The motivation of the present study entails the determination of fracture initiation of a single crystal copper edge-crack specimen subjected to tensile load by considering the influence of crystallographic anisotropy, strain hardening and damage accumulation. To accomplish the purpose of this study, a damage criterion coupled with crystal plasticity finite element method was used to determine material softening after the peak load. Damage evolution was chosen as the function of maximum shear strain within the crystal plasticity framework.

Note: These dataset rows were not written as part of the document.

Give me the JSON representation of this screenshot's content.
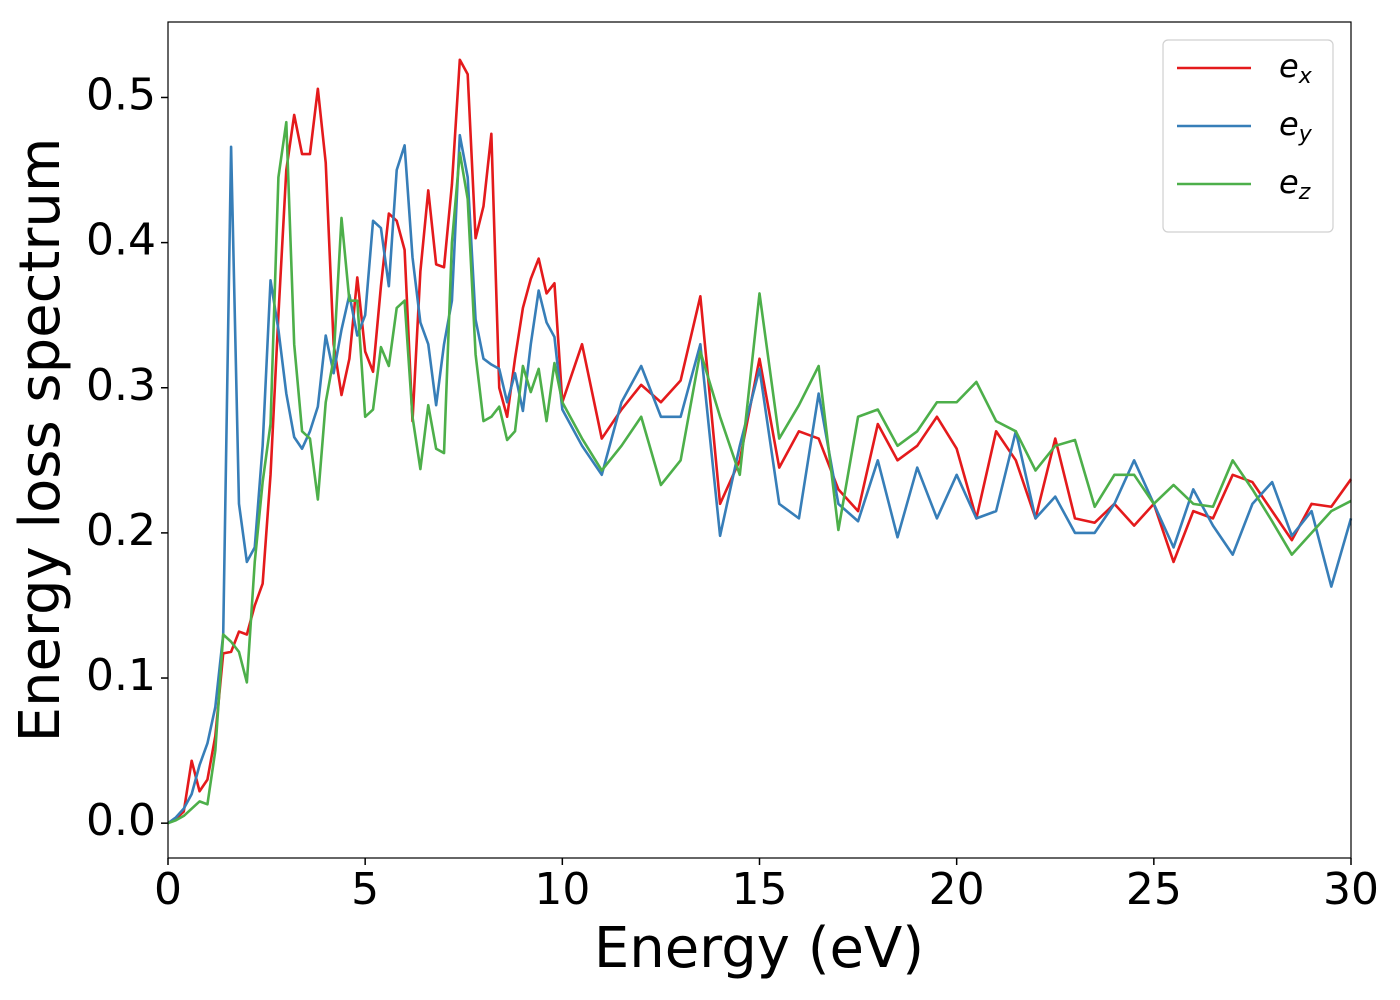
{
  "chart_data": {
    "type": "line",
    "xlabel": "Energy (eV)",
    "ylabel": "Energy loss spectrum",
    "x": [
      0,
      0.2,
      0.4,
      0.6,
      0.8,
      1,
      1.2,
      1.4,
      1.6,
      1.8,
      2,
      2.2,
      2.4,
      2.6,
      2.8,
      3,
      3.2,
      3.4,
      3.6,
      3.8,
      4,
      4.2,
      4.4,
      4.6,
      4.8,
      5,
      5.2,
      5.4,
      5.6,
      5.8,
      6,
      6.2,
      6.4,
      6.6,
      6.8,
      7,
      7.2,
      7.4,
      7.6,
      7.8,
      8,
      8.2,
      8.4,
      8.6,
      8.8,
      9,
      9.2,
      9.4,
      9.6,
      9.8,
      10,
      10.5,
      11,
      11.5,
      12,
      12.5,
      13,
      13.5,
      14,
      14.5,
      15,
      15.5,
      16,
      16.5,
      17,
      17.5,
      18,
      18.5,
      19,
      19.5,
      20,
      20.5,
      21,
      21.5,
      22,
      22.5,
      23,
      23.5,
      24,
      24.5,
      25,
      25.5,
      26,
      26.5,
      27,
      27.5,
      28,
      28.5,
      29,
      29.5,
      30
    ],
    "series": [
      {
        "name": "ex",
        "color": "#e41a1c",
        "values": [
          0,
          0.003,
          0.008,
          0.043,
          0.022,
          0.03,
          0.06,
          0.117,
          0.118,
          0.132,
          0.13,
          0.15,
          0.165,
          0.24,
          0.35,
          0.45,
          0.488,
          0.461,
          0.461,
          0.506,
          0.455,
          0.33,
          0.295,
          0.32,
          0.376,
          0.325,
          0.311,
          0.37,
          0.42,
          0.415,
          0.395,
          0.277,
          0.38,
          0.436,
          0.385,
          0.383,
          0.44,
          0.526,
          0.516,
          0.403,
          0.425,
          0.475,
          0.3,
          0.28,
          0.32,
          0.355,
          0.375,
          0.389,
          0.365,
          0.372,
          0.29,
          0.33,
          0.265,
          0.285,
          0.302,
          0.29,
          0.305,
          0.363,
          0.22,
          0.25,
          0.32,
          0.245,
          0.27,
          0.265,
          0.23,
          0.215,
          0.275,
          0.25,
          0.26,
          0.28,
          0.258,
          0.21,
          0.27,
          0.25,
          0.21,
          0.265,
          0.21,
          0.207,
          0.22,
          0.205,
          0.22,
          0.18,
          0.215,
          0.21,
          0.24,
          0.235,
          0.215,
          0.195,
          0.22,
          0.218,
          0.237
        ]
      },
      {
        "name": "ey",
        "color": "#377eb8",
        "values": [
          0,
          0.004,
          0.01,
          0.02,
          0.04,
          0.055,
          0.08,
          0.13,
          0.466,
          0.22,
          0.18,
          0.19,
          0.26,
          0.374,
          0.34,
          0.296,
          0.266,
          0.258,
          0.27,
          0.287,
          0.336,
          0.31,
          0.34,
          0.364,
          0.336,
          0.35,
          0.415,
          0.41,
          0.37,
          0.45,
          0.467,
          0.39,
          0.345,
          0.33,
          0.288,
          0.33,
          0.36,
          0.474,
          0.445,
          0.347,
          0.32,
          0.316,
          0.313,
          0.29,
          0.31,
          0.284,
          0.33,
          0.367,
          0.345,
          0.335,
          0.285,
          0.26,
          0.24,
          0.29,
          0.315,
          0.28,
          0.28,
          0.33,
          0.198,
          0.26,
          0.313,
          0.22,
          0.21,
          0.296,
          0.22,
          0.208,
          0.25,
          0.197,
          0.245,
          0.21,
          0.24,
          0.21,
          0.215,
          0.27,
          0.21,
          0.225,
          0.2,
          0.2,
          0.22,
          0.25,
          0.22,
          0.19,
          0.23,
          0.205,
          0.185,
          0.22,
          0.235,
          0.198,
          0.215,
          0.163,
          0.21
        ]
      },
      {
        "name": "ez",
        "color": "#4daf4a",
        "values": [
          0,
          0.002,
          0.005,
          0.01,
          0.015,
          0.013,
          0.05,
          0.13,
          0.125,
          0.118,
          0.097,
          0.18,
          0.235,
          0.275,
          0.445,
          0.483,
          0.33,
          0.27,
          0.265,
          0.223,
          0.29,
          0.32,
          0.417,
          0.36,
          0.36,
          0.28,
          0.285,
          0.328,
          0.315,
          0.355,
          0.36,
          0.28,
          0.244,
          0.288,
          0.258,
          0.255,
          0.4,
          0.462,
          0.43,
          0.323,
          0.277,
          0.28,
          0.287,
          0.264,
          0.27,
          0.315,
          0.297,
          0.313,
          0.277,
          0.317,
          0.29,
          0.265,
          0.243,
          0.26,
          0.28,
          0.233,
          0.25,
          0.325,
          0.28,
          0.24,
          0.365,
          0.265,
          0.288,
          0.315,
          0.202,
          0.28,
          0.285,
          0.26,
          0.27,
          0.29,
          0.29,
          0.304,
          0.277,
          0.27,
          0.243,
          0.26,
          0.264,
          0.218,
          0.24,
          0.24,
          0.22,
          0.233,
          0.22,
          0.218,
          0.25,
          0.23,
          0.208,
          0.185,
          0.2,
          0.215,
          0.222
        ]
      }
    ],
    "xlim": [
      0,
      30
    ],
    "xticks": [
      0,
      5,
      10,
      15,
      20,
      25,
      30
    ],
    "ylim": [
      -0.024,
      0.552
    ],
    "yticks": [
      {
        "value": 0,
        "label": "0.0"
      },
      0.1,
      0.2,
      0.3,
      0.4,
      0.5
    ],
    "legend": "upper right",
    "grid": false
  }
}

Coupled with a damage criterion, the crystal plasticity model was used to reproduce the stress-strain responses of copper single crystals until failure. The model was then applied to assess damage evaluation near crack-tip of a single crystal copper edge-crack specimen along two crystallographic orientations of tensile loading directions. The analysis abetted to predict fracture initiation (J-initiation) of a crack lying along various crystallographic orientations, while keeping the loading direction orientation identical in all the cases. The methodology presented here has the scope to analyze single crystal complex structures with cracks subjected to loading along various crystallographic orientations.

本研究的动机是通过考虑晶体学各向异性，应变硬化和损伤积累的影响来确定承受拉伸载荷的单晶铜边缘裂纹试样的断裂开始。为了达到本研究的目的，采用损伤准则和晶体可塑性有限元方法来确定峰值载荷后材料的软化。选择损伤演化作为晶体可塑性框架内最大剪切应变的函数。结合损伤判据，使用晶体可塑性模型来再现铜单晶直至失效的应力-应变响应。然后将该模型用于评估沿拉伸载荷方向的两个晶体学方向的单晶铜边缘裂纹样品的裂纹尖端附近的损伤评估。分析有助于预测骨折的发生（Ĵ裂纹沿着各种结晶取向卧，同时保持装载方向定向在所有情况下相同的-initiation）。此处介绍的方法具有分析具有沿各种晶体学取向承受载荷的裂纹的单晶复合物结构的范围。